At my age, I don’t particularly want to be rolling around on the floor with drunks, drug dealers and violent teenagers. However, after my experience in Worcester the other day, part of me genuinely considered becoming a Special Constable.


Then again, I wouldn’t be in a rush to do that if I’m honest. Giving up my family time to get spat at, verbally abused and humiliated on Tiktok. Sent by a faceless operator in a remote call-handling centre to deal with things that have little to do with fighting crime. Unloved by the public, and unloved (often) by the regular officers who can’t understand why someone would want to do a job that is now pretty thankless for no pay.


However, at least being a Special Constable gives you the powers of a fully warranted police officer. This is something that I was very conscious of after the incident at Worcester railway station, as I ruefully racked my brains trying to remember which Public Order Act offences have ‘police officer only’ powers of arrest and which have ‘any person’ powers of arrest. If you don’t know what I’m on about here, certain offences (usually the more serious ones) allow anybody to make an arrest, provided that the offence is happening right in front of you.


In the ’little shitbags in Worcester’ scenario they were definitely committing an offence under Section 5 Public Order Act 1986 and arguably the more serious offence under Section 4 of using


“threatening, abusive or insulting words or behaviour, with intent to cause that person to believe that immediate unlawful violence will be used against him or another by any person, or to provoke the immediate use of unlawful violence by that person or another, or whereby that person is likely to believe that such violence will be used or it is likely that such violence will be provoked.”

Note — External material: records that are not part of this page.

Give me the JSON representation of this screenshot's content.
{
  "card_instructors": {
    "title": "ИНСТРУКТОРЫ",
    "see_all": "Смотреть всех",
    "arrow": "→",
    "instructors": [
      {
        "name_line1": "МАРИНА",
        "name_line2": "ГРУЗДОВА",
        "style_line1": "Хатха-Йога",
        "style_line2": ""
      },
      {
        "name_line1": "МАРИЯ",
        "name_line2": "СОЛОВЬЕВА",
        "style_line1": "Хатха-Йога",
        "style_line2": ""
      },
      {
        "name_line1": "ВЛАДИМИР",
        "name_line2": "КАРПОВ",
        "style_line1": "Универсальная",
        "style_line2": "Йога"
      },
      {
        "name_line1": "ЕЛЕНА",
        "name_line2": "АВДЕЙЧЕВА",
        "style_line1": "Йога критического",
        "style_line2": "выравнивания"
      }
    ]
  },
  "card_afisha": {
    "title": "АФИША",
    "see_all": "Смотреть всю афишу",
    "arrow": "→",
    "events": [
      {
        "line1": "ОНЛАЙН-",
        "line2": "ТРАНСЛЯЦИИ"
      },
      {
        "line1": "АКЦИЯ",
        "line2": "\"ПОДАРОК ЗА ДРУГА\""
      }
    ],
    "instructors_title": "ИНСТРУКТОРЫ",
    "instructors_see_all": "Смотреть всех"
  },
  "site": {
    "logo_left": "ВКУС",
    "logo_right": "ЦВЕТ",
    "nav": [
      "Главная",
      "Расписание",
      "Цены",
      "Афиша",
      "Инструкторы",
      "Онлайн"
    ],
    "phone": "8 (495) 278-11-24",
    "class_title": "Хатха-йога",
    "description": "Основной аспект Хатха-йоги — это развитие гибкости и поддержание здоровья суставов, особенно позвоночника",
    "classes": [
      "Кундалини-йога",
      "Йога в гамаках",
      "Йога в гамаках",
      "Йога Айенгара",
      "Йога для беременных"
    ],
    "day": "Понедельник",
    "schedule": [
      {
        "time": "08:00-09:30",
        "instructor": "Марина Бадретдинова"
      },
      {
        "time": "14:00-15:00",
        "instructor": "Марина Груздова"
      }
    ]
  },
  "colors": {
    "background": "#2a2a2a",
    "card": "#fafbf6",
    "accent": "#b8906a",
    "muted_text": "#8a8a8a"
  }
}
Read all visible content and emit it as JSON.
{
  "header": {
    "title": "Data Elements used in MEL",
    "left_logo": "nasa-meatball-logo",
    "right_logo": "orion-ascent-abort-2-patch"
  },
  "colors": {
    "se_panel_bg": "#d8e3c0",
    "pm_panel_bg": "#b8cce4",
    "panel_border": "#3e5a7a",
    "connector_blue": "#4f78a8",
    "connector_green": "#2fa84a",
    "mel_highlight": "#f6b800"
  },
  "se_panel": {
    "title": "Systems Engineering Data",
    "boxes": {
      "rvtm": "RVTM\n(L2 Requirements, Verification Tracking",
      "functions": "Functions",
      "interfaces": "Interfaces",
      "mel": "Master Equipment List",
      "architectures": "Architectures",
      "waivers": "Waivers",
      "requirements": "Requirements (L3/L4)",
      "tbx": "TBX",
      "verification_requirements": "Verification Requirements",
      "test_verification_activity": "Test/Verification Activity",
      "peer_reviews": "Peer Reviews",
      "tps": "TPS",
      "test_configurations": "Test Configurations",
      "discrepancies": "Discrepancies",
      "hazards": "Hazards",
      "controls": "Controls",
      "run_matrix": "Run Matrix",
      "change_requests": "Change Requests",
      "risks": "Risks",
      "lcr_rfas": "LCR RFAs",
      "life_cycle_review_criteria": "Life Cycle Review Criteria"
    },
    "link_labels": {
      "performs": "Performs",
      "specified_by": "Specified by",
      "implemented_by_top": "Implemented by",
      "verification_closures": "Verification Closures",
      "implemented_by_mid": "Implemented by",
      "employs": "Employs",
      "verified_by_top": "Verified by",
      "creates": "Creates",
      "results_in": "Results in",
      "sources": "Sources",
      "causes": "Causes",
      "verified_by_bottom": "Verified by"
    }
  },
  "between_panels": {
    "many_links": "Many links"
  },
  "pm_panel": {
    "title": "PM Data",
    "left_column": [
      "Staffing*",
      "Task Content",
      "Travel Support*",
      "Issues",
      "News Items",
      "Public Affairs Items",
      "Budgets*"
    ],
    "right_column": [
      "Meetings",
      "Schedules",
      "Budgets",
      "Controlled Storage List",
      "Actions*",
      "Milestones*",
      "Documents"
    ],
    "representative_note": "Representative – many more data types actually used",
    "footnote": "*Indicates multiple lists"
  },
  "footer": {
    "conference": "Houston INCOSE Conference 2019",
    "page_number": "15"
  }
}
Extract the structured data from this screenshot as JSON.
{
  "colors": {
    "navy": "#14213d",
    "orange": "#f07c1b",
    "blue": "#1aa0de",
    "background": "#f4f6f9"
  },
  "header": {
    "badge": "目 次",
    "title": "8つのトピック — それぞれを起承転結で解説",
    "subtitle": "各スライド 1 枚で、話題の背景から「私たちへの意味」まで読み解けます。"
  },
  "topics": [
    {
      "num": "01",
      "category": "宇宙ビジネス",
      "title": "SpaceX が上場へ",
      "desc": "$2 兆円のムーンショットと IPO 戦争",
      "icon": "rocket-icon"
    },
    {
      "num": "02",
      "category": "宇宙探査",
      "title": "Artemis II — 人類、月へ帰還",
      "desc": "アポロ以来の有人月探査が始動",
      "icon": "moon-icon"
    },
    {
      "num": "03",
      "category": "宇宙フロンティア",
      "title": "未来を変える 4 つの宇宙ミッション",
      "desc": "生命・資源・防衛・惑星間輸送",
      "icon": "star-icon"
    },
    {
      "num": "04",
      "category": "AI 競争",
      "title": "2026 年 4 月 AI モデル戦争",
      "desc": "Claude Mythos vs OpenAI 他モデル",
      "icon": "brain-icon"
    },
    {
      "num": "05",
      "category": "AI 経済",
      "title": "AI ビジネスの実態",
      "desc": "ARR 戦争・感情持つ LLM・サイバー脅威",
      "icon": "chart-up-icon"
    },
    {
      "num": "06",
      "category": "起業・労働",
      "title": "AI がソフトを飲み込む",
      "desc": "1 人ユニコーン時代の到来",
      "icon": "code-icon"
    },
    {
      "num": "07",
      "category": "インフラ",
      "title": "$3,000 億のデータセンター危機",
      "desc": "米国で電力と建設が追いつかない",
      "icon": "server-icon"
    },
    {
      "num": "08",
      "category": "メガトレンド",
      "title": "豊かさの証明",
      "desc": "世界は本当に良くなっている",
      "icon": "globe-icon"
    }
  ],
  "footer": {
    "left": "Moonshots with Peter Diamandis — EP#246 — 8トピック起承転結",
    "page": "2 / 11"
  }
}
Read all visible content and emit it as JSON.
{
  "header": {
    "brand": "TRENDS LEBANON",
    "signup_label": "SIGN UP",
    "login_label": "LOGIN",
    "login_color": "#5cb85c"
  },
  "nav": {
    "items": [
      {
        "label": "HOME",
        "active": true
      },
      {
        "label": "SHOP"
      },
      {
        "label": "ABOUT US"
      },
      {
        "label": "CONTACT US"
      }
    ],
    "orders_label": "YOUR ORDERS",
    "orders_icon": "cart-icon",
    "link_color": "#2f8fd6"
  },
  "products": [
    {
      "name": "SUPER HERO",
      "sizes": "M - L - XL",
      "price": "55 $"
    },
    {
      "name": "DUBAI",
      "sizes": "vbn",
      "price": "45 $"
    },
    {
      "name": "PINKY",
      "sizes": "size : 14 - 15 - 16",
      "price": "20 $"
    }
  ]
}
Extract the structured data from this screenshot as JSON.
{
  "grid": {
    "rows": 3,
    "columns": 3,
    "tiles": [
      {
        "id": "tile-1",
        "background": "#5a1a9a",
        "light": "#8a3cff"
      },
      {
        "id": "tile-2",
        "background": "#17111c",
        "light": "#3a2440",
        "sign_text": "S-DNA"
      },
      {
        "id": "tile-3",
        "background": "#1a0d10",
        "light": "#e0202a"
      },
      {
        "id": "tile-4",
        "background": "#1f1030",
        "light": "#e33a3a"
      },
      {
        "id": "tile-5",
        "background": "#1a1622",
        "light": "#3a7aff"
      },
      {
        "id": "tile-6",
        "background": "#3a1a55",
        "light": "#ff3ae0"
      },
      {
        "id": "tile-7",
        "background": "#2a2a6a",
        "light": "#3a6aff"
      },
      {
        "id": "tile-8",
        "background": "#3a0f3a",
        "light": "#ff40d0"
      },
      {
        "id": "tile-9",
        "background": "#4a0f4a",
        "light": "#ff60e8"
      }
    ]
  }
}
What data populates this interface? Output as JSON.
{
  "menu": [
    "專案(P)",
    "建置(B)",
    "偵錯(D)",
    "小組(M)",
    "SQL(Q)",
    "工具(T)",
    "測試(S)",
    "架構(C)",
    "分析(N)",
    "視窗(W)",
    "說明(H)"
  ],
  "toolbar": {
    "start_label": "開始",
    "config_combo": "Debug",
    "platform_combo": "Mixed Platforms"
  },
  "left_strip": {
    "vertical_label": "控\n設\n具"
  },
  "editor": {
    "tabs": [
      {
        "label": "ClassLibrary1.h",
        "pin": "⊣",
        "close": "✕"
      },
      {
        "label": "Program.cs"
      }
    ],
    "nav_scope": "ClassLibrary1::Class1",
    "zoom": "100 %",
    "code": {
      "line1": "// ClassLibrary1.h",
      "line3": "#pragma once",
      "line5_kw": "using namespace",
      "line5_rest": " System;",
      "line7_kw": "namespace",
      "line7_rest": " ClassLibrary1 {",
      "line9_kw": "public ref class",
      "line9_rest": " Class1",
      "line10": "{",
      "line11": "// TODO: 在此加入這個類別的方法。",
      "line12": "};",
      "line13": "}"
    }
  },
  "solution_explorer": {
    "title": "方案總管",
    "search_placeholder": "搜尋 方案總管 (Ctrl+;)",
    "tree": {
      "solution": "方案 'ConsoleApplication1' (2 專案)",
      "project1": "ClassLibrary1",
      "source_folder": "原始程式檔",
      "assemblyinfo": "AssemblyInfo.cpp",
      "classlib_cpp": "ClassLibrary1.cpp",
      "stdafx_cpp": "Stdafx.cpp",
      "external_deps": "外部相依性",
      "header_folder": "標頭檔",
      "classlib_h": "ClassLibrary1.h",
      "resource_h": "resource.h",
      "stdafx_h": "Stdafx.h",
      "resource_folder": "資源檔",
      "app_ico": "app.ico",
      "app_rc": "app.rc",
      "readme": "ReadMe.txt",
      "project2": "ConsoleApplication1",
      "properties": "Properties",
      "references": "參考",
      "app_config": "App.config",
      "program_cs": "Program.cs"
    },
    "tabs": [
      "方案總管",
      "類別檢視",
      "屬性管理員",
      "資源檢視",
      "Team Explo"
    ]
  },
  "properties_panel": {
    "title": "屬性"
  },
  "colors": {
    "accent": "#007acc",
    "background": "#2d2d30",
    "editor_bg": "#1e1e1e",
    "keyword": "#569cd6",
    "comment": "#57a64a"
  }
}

In the Worcester scenario, the behaviour we saw and heard was very likely to ‘provoke the immediate use of unlawful violence by that person or anotheron the basis that if that elderly couple had been hypothetically joined by their son, a Regimental Sergeant Major home on leave from the Parachute Regiment, those dreadful young men would have found their teeth knocked out of their mouths and liberally distributed across the platform.


Is it really wrong to admit that I would have thoroughly enjoyed watching that happen?